蘇音神色黯然片刻,又很快回轉。是又怎樣,不是又怎樣。
她對親情不抱希望。
蘇音起身,拍拍身上的塵土,走進老屋子,又坐到破桌子前,埋頭學習。
她絲毫不關心——
銀行卡裡多出的余額,是六位數。
蘇音這個人真的很奇怪,世俗又不世俗,善良又不善良,絕情又不絕情。
她到底是個怎樣的人?
連她自己都說不出一二。
反正明天的太陽照常會升起,先用當下的心情過完當下吧。
明天再說明天。
當下想學習,所以蘇音悶頭學習,她常說:“連這點耐力都沒有,以後是做不成大事的。”
就當培養韌勁了。
學業再枯燥,她都不說累。
蘇音確實做到了。
在她之後的人生裡,無論做任何事,她最不缺的一樣東西,就是耐力。
包括喜歡許傾塵這件事。
蘇音清清楚楚知曉:喜歡一個大自己這麽多,並且曾是自己老師的女人,很難有結果。
但她還是竭力勸服自己:萬一有奇跡呢,萬一堅持就有結果了呢。
蘇音想試試。
2012年3月25日,蘇音給許傾塵寄出第一張船票,附帶幾句簡單的問候語。
最終,石沉大海。
…
3月29日,凌晨,蘇音坐在不吹風的天台上,一個人看少得可憐的星星。
終於,有風吹過。
蘇音仰著頭,輕輕揚起嘴角,“十七歲了,蘇音,生日快樂。”
星光點點落在她臉上交匯出層層暗影,她神情恍惚,過往記憶像黑白電影般在腦海中浮現,她還是放不下她。
“老師,我想你了。

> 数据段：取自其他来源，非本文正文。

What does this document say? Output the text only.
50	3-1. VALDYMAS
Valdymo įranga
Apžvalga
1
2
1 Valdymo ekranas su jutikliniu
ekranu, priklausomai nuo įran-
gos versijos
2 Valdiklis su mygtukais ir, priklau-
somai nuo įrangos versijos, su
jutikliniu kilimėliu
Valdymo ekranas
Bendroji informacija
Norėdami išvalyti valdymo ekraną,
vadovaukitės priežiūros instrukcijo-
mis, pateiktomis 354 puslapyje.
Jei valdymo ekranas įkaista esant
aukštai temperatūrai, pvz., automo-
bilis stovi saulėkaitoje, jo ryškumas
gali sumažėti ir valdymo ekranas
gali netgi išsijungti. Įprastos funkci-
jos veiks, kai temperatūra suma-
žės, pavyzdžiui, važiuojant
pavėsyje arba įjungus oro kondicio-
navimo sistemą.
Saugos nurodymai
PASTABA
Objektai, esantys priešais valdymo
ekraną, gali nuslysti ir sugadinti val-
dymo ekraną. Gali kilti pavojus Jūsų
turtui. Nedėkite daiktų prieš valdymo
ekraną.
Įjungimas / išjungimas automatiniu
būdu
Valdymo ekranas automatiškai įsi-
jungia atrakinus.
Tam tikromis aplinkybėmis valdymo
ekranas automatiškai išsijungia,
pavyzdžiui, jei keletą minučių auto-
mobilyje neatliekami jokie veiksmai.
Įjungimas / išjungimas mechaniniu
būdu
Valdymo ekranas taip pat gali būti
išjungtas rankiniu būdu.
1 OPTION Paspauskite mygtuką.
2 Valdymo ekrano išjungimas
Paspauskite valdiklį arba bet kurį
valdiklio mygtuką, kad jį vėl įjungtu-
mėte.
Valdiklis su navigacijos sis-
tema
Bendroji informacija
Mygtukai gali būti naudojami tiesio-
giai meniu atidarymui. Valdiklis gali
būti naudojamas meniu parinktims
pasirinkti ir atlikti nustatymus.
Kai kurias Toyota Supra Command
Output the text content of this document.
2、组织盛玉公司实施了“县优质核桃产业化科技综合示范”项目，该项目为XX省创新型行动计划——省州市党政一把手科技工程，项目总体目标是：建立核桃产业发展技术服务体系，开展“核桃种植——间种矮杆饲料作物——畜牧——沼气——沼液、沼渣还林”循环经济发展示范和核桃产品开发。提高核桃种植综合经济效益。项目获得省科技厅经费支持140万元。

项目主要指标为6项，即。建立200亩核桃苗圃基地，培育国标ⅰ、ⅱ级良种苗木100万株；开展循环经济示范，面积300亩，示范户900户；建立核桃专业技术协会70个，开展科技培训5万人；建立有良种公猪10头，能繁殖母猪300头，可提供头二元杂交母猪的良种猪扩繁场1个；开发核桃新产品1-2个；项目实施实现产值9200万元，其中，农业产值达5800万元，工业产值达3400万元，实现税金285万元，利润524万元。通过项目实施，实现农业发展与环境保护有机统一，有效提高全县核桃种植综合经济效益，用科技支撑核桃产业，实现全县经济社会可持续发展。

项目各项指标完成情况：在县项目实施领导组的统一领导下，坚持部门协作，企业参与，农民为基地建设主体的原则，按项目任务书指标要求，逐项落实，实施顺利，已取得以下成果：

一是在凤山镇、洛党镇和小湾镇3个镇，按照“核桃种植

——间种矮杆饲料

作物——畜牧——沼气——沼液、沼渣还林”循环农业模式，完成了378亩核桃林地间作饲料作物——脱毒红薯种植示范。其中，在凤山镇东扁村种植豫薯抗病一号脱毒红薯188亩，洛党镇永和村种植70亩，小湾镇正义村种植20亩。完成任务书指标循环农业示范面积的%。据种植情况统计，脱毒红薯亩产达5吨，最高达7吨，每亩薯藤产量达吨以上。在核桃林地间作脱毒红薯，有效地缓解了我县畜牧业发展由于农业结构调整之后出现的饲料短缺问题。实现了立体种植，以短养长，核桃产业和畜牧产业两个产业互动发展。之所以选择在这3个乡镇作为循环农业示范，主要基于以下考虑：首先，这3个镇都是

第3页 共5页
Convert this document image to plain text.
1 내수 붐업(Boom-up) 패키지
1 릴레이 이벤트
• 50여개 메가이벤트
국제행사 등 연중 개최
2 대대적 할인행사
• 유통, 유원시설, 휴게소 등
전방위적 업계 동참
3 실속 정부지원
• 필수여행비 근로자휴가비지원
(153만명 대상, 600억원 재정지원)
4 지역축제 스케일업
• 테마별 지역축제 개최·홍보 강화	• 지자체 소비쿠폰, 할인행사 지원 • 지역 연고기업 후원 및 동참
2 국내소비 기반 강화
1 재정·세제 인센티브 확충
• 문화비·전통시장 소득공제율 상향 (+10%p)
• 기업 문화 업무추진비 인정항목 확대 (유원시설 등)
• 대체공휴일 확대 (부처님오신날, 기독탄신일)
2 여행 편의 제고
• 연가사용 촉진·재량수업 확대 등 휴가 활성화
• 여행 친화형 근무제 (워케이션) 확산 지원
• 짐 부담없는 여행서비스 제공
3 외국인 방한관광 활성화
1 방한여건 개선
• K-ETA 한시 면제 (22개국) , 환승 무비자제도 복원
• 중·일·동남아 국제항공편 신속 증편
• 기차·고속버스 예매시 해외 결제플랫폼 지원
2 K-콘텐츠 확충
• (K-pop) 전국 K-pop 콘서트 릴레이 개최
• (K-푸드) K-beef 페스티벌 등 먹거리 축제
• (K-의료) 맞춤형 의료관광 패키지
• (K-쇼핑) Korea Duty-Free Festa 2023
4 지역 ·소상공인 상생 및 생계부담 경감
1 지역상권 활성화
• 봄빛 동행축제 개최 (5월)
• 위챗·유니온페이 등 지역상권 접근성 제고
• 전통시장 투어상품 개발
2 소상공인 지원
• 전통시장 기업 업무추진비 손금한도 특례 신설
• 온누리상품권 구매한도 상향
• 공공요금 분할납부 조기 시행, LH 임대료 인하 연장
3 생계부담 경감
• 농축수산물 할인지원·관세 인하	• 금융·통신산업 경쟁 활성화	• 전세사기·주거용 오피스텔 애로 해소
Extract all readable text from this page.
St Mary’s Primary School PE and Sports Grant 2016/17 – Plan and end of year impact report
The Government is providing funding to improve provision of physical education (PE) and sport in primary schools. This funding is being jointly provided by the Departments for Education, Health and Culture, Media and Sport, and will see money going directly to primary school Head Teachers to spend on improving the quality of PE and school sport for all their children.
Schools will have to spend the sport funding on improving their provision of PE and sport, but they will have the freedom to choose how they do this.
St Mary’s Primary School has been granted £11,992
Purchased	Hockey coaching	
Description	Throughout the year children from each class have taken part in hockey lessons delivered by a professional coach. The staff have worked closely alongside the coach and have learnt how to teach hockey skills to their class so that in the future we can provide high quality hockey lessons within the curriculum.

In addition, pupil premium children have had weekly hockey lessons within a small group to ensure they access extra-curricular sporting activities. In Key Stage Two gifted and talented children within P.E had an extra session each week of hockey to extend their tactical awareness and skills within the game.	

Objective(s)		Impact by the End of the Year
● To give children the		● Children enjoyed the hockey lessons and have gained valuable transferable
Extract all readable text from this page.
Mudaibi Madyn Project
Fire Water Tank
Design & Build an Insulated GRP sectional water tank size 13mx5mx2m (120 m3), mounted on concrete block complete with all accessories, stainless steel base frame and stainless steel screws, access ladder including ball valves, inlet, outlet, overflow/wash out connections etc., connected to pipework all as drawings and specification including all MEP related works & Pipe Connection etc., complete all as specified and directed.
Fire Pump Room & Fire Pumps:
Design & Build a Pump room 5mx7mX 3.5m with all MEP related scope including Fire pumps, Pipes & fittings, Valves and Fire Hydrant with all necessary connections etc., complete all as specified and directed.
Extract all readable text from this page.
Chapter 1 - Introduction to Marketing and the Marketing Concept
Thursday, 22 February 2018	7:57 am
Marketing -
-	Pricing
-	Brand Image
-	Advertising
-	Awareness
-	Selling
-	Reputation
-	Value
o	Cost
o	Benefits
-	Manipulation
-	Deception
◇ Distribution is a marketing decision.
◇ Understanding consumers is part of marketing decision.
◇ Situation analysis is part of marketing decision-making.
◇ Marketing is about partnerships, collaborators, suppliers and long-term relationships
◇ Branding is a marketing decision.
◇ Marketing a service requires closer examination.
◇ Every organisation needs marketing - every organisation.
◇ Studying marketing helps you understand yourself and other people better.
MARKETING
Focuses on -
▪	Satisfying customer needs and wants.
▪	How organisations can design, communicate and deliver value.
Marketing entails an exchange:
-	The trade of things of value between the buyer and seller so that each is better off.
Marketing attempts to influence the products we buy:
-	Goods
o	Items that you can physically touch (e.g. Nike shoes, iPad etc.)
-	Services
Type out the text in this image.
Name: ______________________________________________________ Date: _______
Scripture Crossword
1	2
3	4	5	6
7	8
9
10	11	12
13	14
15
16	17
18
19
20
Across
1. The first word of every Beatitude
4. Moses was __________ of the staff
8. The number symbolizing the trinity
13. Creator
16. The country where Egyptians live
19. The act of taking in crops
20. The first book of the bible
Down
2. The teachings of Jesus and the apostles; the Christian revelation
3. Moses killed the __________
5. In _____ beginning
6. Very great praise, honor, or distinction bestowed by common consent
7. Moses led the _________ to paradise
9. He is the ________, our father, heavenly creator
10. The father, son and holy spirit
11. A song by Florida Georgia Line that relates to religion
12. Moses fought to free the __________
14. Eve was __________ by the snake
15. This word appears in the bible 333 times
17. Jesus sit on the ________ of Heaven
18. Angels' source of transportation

”
巧了,她想的人也正在想她。
市北一棟最高的大樓裡。
許傾塵站在窗前,安靜地眺望城市的奢靡浮華,她的指尖懶散地夾著煙,煙霧升騰,在空氣中蠕動,蔓延…
許傾塵看呆了。
她再度想起目送蘇音離開的那天,那天是哪天,怎麽記不起來了。
好像過了一萬年之久。
為什麽會有這種感覺?
許傾塵吸了口煙,但她的心依舊是麻木的,她總感覺心裡像丟了什麽東西一樣,可明明一切都結束了。
證據確鑿,賀舟的判決結果已經出來,因故意傷人罪,他被判了一年半。
罪有應得。
許傾塵身上的傷也慢慢愈合,那些傷痛正悄悄遠去,不久後,就該淡忘了。
可許傾塵的心卻越來越難受,她知道,她的難受,和這些無關。